Bridgett Mollet and her family had less than five minutes to flee their home on Swedes Flat Road on Saturday as the wildfire near Oroville grew.
They spent the night in an evacuation shelter set up for Swedes fire victims.
"We weren't part of the evacuation plan," said the 33-year-old military widow. "The sheriff's (deputies) came and got us because there was only one way out."
On Sunday, Mollet and her two children, mother, sister and grandfather planned to spend a second night at the Church of the Nazarene in Oroville, the designated evacuation center.
Nine people stayed at the shelter Saturday night, according to the site's manager, Pam Deditch of the American Red Cross.
"We have nowhere else to go, and the evacuation order hasn't been lifted," Mollet said.
The family's pets four grown dogs, three puppies and a cat were dropped off at the Old County Hospital in Oroville.
Four horses who belonged to a neighbor but were on the Mollet's 240-acre property were left behind.
"Right now, the house and property are OK, and as far as I know the horses are still there unless the animal rescue team got them," Mollet said.
The Swedes fire, which started Friday afternoon southeast of Oroville, had grown to 1,995 acres by Sunday evening, and threatened about 700 homes.
It was 45 percent contained as of Sunday morning, with 900 firefighters working it.
It was one of at least 10 wildfires that thousands of federal, state and local firefighters fought in California on Sunday.
In Placer County, the American fire, in steep terrain near Foresthill, had consumed nearly 13,000 acres and was 45 percent contained.
Nearly 1,500 firefighters were battling the fire, whose smoke was creating breathing problems from the Lake Tahoe region to the Valley.
No structures were burned and no people were reported injured in the fire.
However, officials said they are concerned by weather reports of thunderstorms and dry lightning strikes today through Wednesday.
In Butte County, a new evacuation warning was issued Sunday afternoon for homes northwest of the blaze, which already had consumed one home, one garage, three outbuildings and a number of vehicles.
"A warning gives people plenty of time to prepare to leave; an evacuation order means that we're encouraging them to leave," said Mary Ann Alridge, fire prevention specialist with Cal Fire/Butte County Fire.
On Friday, Mollet was in Oroville at the time that the Swedes fire started.
"The fire was on the other side of the street and it looked like it was heading toward the lake," she said.
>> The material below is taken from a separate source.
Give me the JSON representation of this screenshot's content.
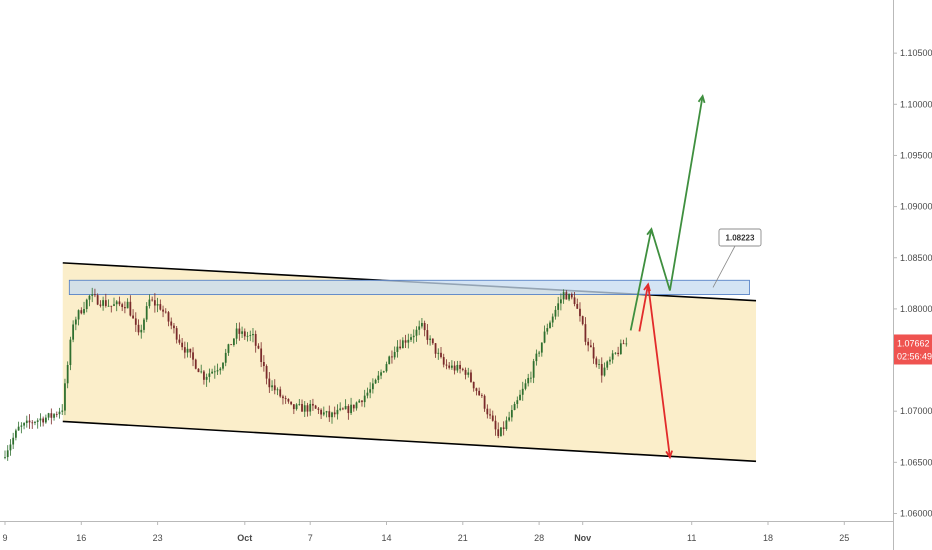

She was allowed to go home Friday night.
"The whole hill was on fire," she said. "You could see it better at night it's all red, with flames 20 to 30 feet high. It's timber and brush, and there might have been wind."
At around 1 p.m. Saturday, Mollet was down the hill from the house, watching the fire, when sheriff's deputies came and told the family they had to leave.
She ran up the hill, grabbed her two kids Joseph, 14, and Raina, 11 and managed to round up three of the dogs Houdini, Snoopy and Beethoven and the cat, Girl, and piled into her brown Dodge Durango.
Her mother, Janet Jones, who lives with Mollet, and her brother, Daniel Jones, 31, of Oroville took Rosie, a 2-year-old shepherd lab mix, and her 3 1/2-month-old puppies and put them into Janet Jones' sedan.
Mollet's sister, Elizabeth Jones, 32, who also lives with Mollet, also hopped into the car, which led the caravan.
Mollet's grandfather, Louie Brown, 81, who owns the house and property, left last in his pickup truck.
Mollet spent the weekend shuttling among the evacuation centers.
"I have to go to the animal shelter two to three times a day to help with the dogs," she said.
A steady stream of people have been dropping by the Church of the Nazarene since it was opened as an evacuation center.
"A lot of them stopped by to tell us that they're OK, but then they go to families or hotels," Deditch said.
As of early Sunday evening, a total of 11 people were planning to stay at the church for the night.
Meanwhile, more than 50 volunteers with the North Valley Animal Disaster Group were taking in or checking on pets and animals taken to the centers.
Small animals were sent to the old county hospital, at 2279 Del Oro Ave., while the larger ones went to the Camelot Equestrian Center, at 1985 Clark Road.
As of late Sunday afternoon, the two centers had 28 dogs, 25 goats, 21 cats, 20 horses, 18 rabbits, 12 chickens and one rooster.
"The number of rabbits may be expanding," said Kate Leyden, a volunteer with the group. "We have one new nest."
With the newest evacuation warning, she said, the group is bracing for more animals to come into the two centers.
"If there is active evacuation, we will be there," Leyden said. "Humans will not evacuate without their animals."